I knew that I could have played 16…BxN, but had decided that he surely wouldn’t agree to a draw, so I’ll play for a win. Unfortunately, I made this decision in time-pressure.
When he played 21.Nh4, my original idea had been to counter this move with 21…Bg5 (with ..f6 to follow) but somehow played ..Qd7 (because my mind was on where to put the queen) first and was then stuck with the chore of defending ..f7.
I flagged just barely, but he had achieved a dominating winning position by then.
I didn’t notice he had the Qf6 move winning a piece until move 23, when I would have replied 23…Rh8-c8, sacking the bishop. I didn’t see Qf6 a move earlier, but now I am in time-pressure and he is playing quickly, and is looking at my clock now and then during the game. If I had played ..Bg5 when I had meant to, then his g4 could have been met by ..Bf4. I had intended to sac my h-pawn for some counterplay, but had bungled the whole affair starting with my ..Qd7 move.

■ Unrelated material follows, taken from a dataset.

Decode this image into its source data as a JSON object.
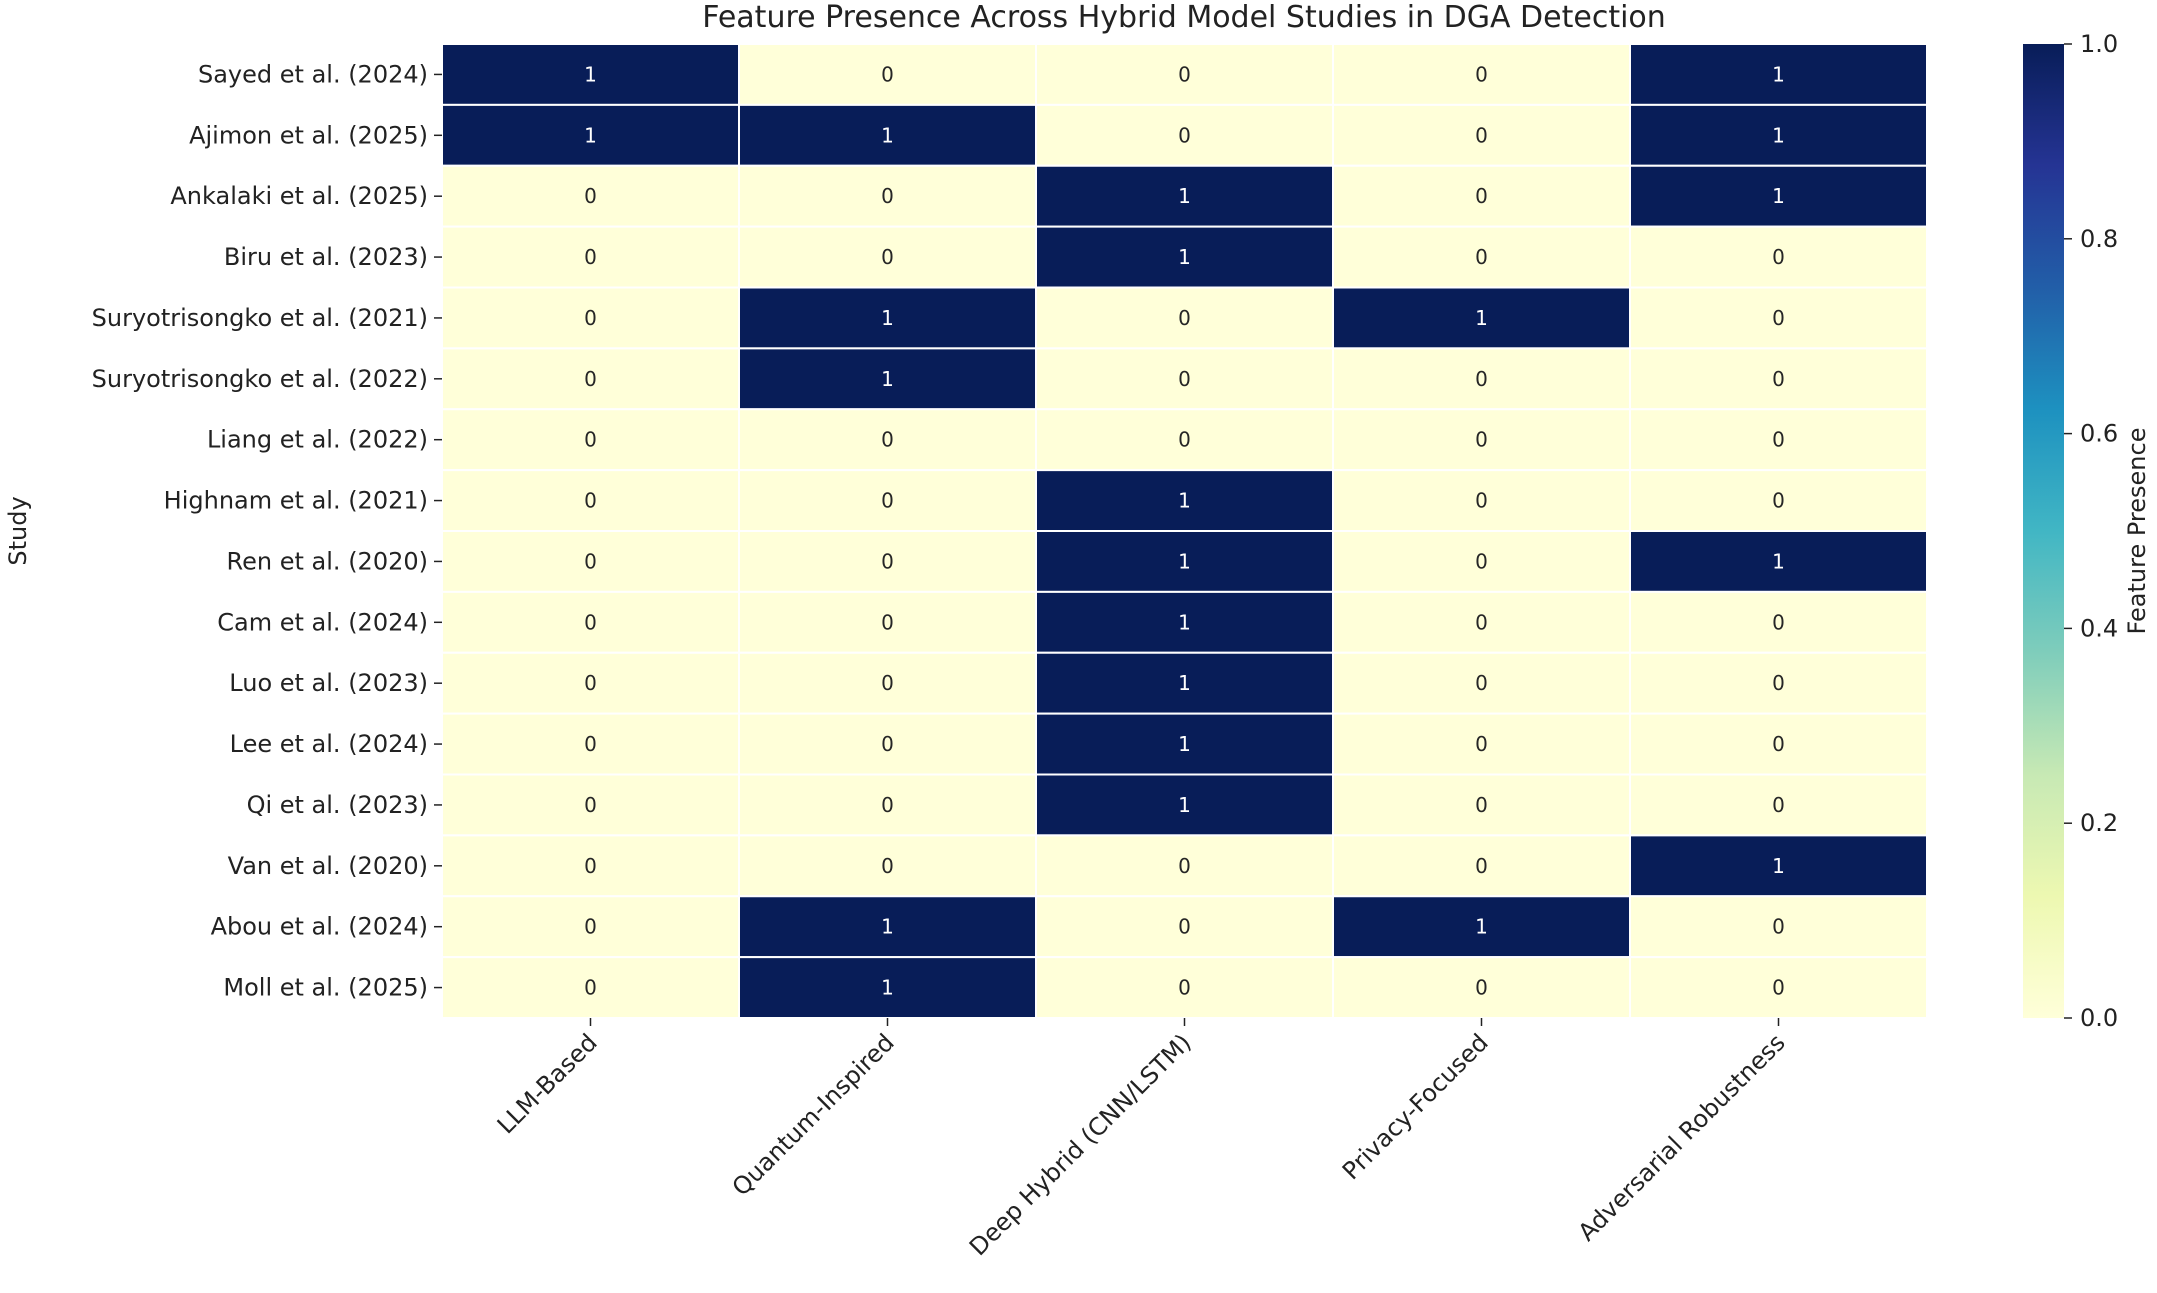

Paul showed why he is such a great endgame player, just keeps building the position and doesn’t let out the tension with a NxB trade. He had over 50 minutes at the end of the game. This is one thing I find unfortunate about G/90, the chance of one endgame mistake (not playing ..Bg5 at the crucial moment) and it becomes an entirely different endgame, not even counting the piece he could have taken.
The big mistake I made in this game was a psychological and time-pressure one. In time-pressure, I decided I liked my position enough to play for a win instead of a draw, even though I knew as soon he had played d5, that strategically it would be best for me to trade my bad bishop for a knight, but I tried for something tactically instead when I had a great big nothing of a position, and a draw would have been a great result against him as Black from this opening position.